I’m excited (and a bit nervous) to share the second episode of The Executive Code podcast, where my colleague Kirim and I explore the intersection of AI, engineering, and leadership. This new podcast project is something I’ve been working on with the team at Snapshot AI and Flatiron Software .
I feel a little intimidated jumping into such deeply technical AI discussions on camera. When I think of my friends who are real-deal AI experts like Richard Socher , Bryan McCann , Jeremy Howard , Vipul Ved Prakash , and my brother Vik , a longtime AI expert who has a PhD. in a related field, I can’t help but feel like something of an imposter discussing these deeply technical AI concepts. But that’s why we started this podcast. Learning and teaching go together.
In this episode, Kirim and I discuss the breakthrough RAPTOR paper from Christopher Manning and his colleagues at Stanford University . We break down how this innovative approach changes the way AI models retrieve and understand information from long documents—with significant implications for how companies like ours approach developer data analysis.
What’s RAPTOR and Why Does It Matter?
RAPTOR (Recursive Abstractive Processing for Tree-Organized Retrieval) addresses one of the most significant challenges in modern AI: helping language models effectively understand and retrieve information from lengthy documents. The traditional approach of simply breaking documents into chunks misses crucial context and relationships between ideas.
Instead, RAPTOR builds what Manning calls a “hierarchical tree of summaries”—organizing information at different levels of detail. This mirrors how humans naturally think, allowing AI systems to understand both specific details and broader context simultaneously.

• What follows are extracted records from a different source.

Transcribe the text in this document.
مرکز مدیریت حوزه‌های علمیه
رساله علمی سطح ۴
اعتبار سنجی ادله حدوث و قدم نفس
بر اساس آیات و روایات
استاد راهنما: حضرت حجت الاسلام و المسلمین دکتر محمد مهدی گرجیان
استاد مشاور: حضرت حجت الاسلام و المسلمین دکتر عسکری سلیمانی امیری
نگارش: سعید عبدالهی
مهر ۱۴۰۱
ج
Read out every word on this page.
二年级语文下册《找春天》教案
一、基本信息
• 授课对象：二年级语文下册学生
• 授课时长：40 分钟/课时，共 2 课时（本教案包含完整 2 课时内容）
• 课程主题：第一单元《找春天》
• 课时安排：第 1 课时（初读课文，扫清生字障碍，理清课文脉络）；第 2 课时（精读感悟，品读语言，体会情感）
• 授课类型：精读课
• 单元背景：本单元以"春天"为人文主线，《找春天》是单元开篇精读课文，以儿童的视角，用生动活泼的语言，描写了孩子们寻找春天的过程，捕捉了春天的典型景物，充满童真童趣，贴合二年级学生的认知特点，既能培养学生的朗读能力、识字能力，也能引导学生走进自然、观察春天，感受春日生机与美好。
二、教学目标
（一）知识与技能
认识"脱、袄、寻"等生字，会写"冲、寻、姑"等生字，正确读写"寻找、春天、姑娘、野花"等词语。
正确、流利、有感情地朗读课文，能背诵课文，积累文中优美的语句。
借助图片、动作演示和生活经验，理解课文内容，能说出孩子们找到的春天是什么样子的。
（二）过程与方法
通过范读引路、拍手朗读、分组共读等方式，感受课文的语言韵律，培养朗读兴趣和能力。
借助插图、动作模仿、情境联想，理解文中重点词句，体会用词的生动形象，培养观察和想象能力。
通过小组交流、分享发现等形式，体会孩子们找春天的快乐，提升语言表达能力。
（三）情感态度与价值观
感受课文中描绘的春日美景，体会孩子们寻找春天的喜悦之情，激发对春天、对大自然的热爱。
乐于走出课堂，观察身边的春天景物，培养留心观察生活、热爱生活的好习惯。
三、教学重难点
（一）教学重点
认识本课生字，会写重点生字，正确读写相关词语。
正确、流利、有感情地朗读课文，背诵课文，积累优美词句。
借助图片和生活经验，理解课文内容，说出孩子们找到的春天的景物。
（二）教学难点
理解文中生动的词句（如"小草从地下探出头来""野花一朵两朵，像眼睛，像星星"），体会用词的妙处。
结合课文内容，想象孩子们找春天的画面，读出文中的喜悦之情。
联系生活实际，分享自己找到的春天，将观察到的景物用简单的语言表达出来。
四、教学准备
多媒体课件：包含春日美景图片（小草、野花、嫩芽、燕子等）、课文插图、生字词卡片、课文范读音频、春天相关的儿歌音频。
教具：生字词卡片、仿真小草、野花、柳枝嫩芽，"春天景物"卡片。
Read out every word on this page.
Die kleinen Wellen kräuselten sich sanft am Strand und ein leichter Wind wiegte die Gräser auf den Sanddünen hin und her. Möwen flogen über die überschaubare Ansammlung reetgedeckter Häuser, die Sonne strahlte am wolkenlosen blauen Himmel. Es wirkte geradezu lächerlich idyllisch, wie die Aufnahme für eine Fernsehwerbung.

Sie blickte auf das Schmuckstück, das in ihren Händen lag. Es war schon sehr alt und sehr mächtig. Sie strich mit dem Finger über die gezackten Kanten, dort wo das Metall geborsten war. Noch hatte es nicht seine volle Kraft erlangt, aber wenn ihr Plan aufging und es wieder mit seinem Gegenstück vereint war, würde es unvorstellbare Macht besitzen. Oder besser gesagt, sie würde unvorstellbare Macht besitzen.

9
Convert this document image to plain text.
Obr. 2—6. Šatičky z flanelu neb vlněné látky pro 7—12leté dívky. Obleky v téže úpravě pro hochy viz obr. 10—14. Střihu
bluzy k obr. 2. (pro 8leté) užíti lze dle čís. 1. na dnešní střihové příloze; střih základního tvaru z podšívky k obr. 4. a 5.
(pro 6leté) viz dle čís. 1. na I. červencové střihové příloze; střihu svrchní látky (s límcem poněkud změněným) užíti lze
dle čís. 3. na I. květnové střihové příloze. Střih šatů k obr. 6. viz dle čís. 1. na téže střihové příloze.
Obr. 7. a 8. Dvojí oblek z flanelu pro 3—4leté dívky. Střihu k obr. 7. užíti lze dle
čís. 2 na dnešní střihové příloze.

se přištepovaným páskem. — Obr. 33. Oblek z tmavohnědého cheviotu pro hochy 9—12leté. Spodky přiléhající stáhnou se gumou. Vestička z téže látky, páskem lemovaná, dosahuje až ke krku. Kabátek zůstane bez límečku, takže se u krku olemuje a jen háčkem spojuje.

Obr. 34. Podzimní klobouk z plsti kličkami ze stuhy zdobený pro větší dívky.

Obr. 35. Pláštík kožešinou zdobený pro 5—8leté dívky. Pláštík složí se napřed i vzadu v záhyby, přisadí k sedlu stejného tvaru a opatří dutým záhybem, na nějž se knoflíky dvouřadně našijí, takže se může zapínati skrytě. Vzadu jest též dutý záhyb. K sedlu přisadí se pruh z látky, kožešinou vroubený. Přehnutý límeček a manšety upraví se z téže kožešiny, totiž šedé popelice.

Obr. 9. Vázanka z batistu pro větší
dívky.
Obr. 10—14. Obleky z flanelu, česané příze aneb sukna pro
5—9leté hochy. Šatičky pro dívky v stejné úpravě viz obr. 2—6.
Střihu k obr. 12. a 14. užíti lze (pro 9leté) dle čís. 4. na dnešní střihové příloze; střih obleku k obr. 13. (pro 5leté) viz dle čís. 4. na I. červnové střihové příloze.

In the podcast, Kirim and I discuss:
- How RAPTOR processes documents by clustering similar chunks and creating summaries at multiple levels
- The impressive performance improvements (up to 20 percentage points) when combined with models like GPT-4
- Why this approach scales better with document length than traditional methods
- Practical applications for development teams and engineering organizations
Applications for Engineering Teams
For those building or leading engineering teams, RAPTOR’s approach has exciting implications:
- Repository organization: Creating hierarchical representations of codebases from individual functions up to system architectures
- Development timelines: Clustering related work items and building summaries at different time scales
- Knowledge transfer: Enabling new team members to ask questions and get context at the right level of detail
The synergy between these techniques and larger context models like Llama 4 could transform how teams understand their development processes—moving beyond surface-level metrics to genuine comprehension of complex systems.
Thanks To
I couldn’t have done my part in this project without several people. First, my co-host Kirim, whose technical expertise and entrepreneurial mindset make our conversations so valuable. I’m also deeply grateful to our colleague Ana Clara for her expert guidance and brutally candid feedback that shaped every aspect of this project.
And of course, a special thanks to Christopher Manning and his co-authors for their innovative research that’s making a real impact on how we build AI systems.